Like it or not, audiences make assumptions about speakers’ characters and personalities based on facial expressions, body language, voices, and words. Would you willingly submit a resume with typos or verbose descriptions of your experiences that obscure the central message? Speaking with fillers is the auditory equivalent of an unprofessional resume.
Defined as verbal fillers, words like “um,” “ah,” and “like” serve many purposes when a person speaks. Speakers use filler words to shift between conversations and involve more people into the discussion. Another common explanation is that people use fillers to get over a mind blank. Our words tend to get ahead of our thoughts when speaking in a high-pressure setting or feeling nervous.
While these uses are understandable and sometimes even necessary, repetitive use of fillers can accumulate in listeners’ minds and cause them to focus more on the use of filler words than the content.
Frederick Conrad, a methodology research professor at the University of Michigan, conducted an experiment to test the relationship between telemarketers’ success rate of obtaining an additional interview from the phone recipient and the frequency of filler words they used. The results show that their success rate decreased sharply and continuously when the filler rate increased. When the frequency of using filler words is between 0 to 1.28 fillers per 100 words, the success rate is 36%, compared to a 12% success rate when the filler rate exceeds 3.49 words per minute.
In real life, our frequency of using filler words far exceeds the optimal rate. After analyzing over 4,000 spoken communication samples, Noah Zandan, CEO of Quantified Communications, found that the “optimum frequency is about one filler per minute” while “the average speaker uses five fillers per minute.”
If we are using too many fillers too often, how do we prevent using fillers? Practice awareness and pauses. We can turn this weakness into an advantage by replacing filler words with small pauses in our speeches.
One of the most common situations I hear someone using fillers is when answering a challenging question:
Interviewer: “So, what is the biggest challenge you’ve faced in work, and how did you overcome it?”
Interviewee: “Umm … well … you know …”
Most people rely on fillers when they think about how to answer a challenging question, or they realize that they haven’t finished their thought process while already midway through answering the question.
In these circumstances, the best rule of thumb is to simply pause. Don’t allow your facial expressions to show signs of panic or unpreparedness. Simply smile and just be quiet for a moment. And once you are prepared to answer the question, don’t start with fillers. Instead, say, “Thank you for that question” or “that’s a wonderful question!”
Pauses can feel intimidating. For many speakers, brief pauses can feel like an extended and awkward silence. But in reality, we create distorted perceptions of how fast we speak. One researcher from the College of Wooster finds that we can think at upwards to 4,000 words per minute while most examples of speech are spoken at about 120-165 words per minute. Because of such a gap, what feels like an eternity in our mind is really just a few seconds of silence.

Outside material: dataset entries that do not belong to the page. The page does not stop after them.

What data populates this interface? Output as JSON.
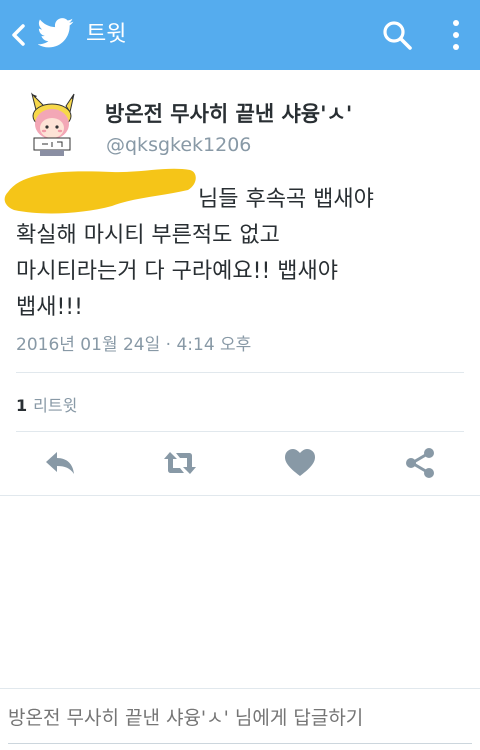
{
  "header": {
    "title": "트윗",
    "bg_color": "#55acee"
  },
  "tweet": {
    "display_name": "방온전 무사히 끝낸 샤융'ㅅ'",
    "handle": "@qksgkek1206",
    "text_line1_visible": "님들 후속곡 뱁새야",
    "text_rest": "확실해 마시티 부른적도 없고\n마시티라는거 다 구라예요!! 뱁새야\n뱁새!!!",
    "redaction_color": "#f5c518",
    "timestamp": "2016년 01월 24일 · 4:14 오후",
    "retweet_count": "1",
    "retweet_label": "리트윗"
  },
  "actions": {
    "reply": "reply-icon",
    "retweet": "retweet-icon",
    "like": "heart-icon",
    "share": "share-icon"
  },
  "reply_box": {
    "placeholder": "방온전 무사히 끝낸 샤융'ㅅ' 님에게 답글하기"
  }
}
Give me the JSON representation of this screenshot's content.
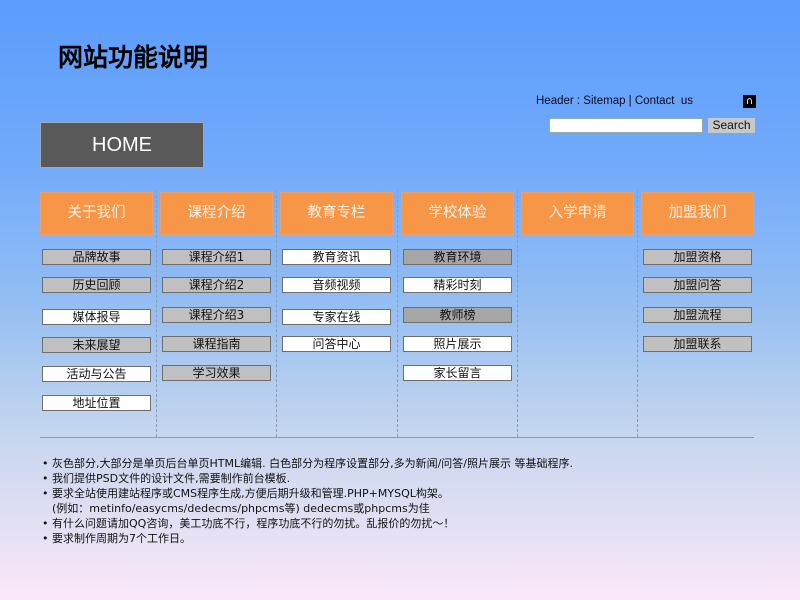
{
  "page": {
    "title": "网站功能说明"
  },
  "header": {
    "links_text": "Header : Sitemap | Contact  us",
    "icon": "headset-icon",
    "search": {
      "input_value": "",
      "button_label": "Search"
    }
  },
  "home": {
    "label": "HOME"
  },
  "nav": [
    {
      "label": "关于我们",
      "items": [
        {
          "label": "品牌故事",
          "style": "gray"
        },
        {
          "label": "历史回顾",
          "style": "gray"
        },
        {
          "label": "媒体报导",
          "style": "white"
        },
        {
          "label": "未来展望",
          "style": "gray"
        },
        {
          "label": "活动与公告",
          "style": "white"
        },
        {
          "label": "地址位置",
          "style": "white"
        }
      ]
    },
    {
      "label": "课程介绍",
      "items": [
        {
          "label": "课程介绍1",
          "style": "gray"
        },
        {
          "label": "课程介绍2",
          "style": "gray"
        },
        {
          "label": "课程介绍3",
          "style": "gray"
        },
        {
          "label": "课程指南",
          "style": "gray"
        },
        {
          "label": "学习效果",
          "style": "gray"
        }
      ]
    },
    {
      "label": "教育专栏",
      "items": [
        {
          "label": "教育资讯",
          "style": "white"
        },
        {
          "label": "音频视频",
          "style": "white"
        },
        {
          "label": "专家在线",
          "style": "white"
        },
        {
          "label": "问答中心",
          "style": "white"
        }
      ]
    },
    {
      "label": "学校体验",
      "items": [
        {
          "label": "教育环境",
          "style": "dgray"
        },
        {
          "label": "精彩时刻",
          "style": "white"
        },
        {
          "label": "教师榜",
          "style": "dgray"
        },
        {
          "label": "照片展示",
          "style": "white"
        },
        {
          "label": "家长留言",
          "style": "white"
        }
      ]
    },
    {
      "label": "入学申请",
      "items": []
    },
    {
      "label": "加盟我们",
      "items": [
        {
          "label": "加盟资格",
          "style": "gray"
        },
        {
          "label": "加盟问答",
          "style": "gray"
        },
        {
          "label": "加盟流程",
          "style": "gray"
        },
        {
          "label": "加盟联系",
          "style": "gray"
        }
      ]
    }
  ],
  "notes": [
    {
      "bullet": "•",
      "text": "灰色部分,大部分是单页后台单页HTML编辑.  白色部分为程序设置部分,多为新闻/问答/照片展示  等基础程序."
    },
    {
      "bullet": "•",
      "text": "我们提供PSD文件的设计文件,需要制作前台模板."
    },
    {
      "bullet": "•",
      "text": "要求全站使用建站程序或CMS程序生成,方便后期升级和管理.PHP+MYSQL构架。"
    },
    {
      "bullet": "",
      "text": "(例如：metinfo/easycms/dedecms/phpcms等)  dedecms或phpcms为佳"
    },
    {
      "bullet": "•",
      "text": "有什么问题请加QQ咨询，美工功底不行，程序功底不行的勿扰。乱报价的勿扰～！"
    },
    {
      "bullet": "•",
      "text": "要求制作周期为7个工作日。"
    }
  ]
}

Despite the feeling of awkwardness, sporadic pauses help you collect your thoughts, calm your nerves, and build suspense. Silence is golden. Not only does silence allow the audience to reflect on your previous message, but it also adds cadence to your speech. Speaking non-stop can appear intimidating to the listeners. The ability to pause can prove valuable to regain the audience’s attention.
Therefore, to get a head start, practice speaking without fillers now!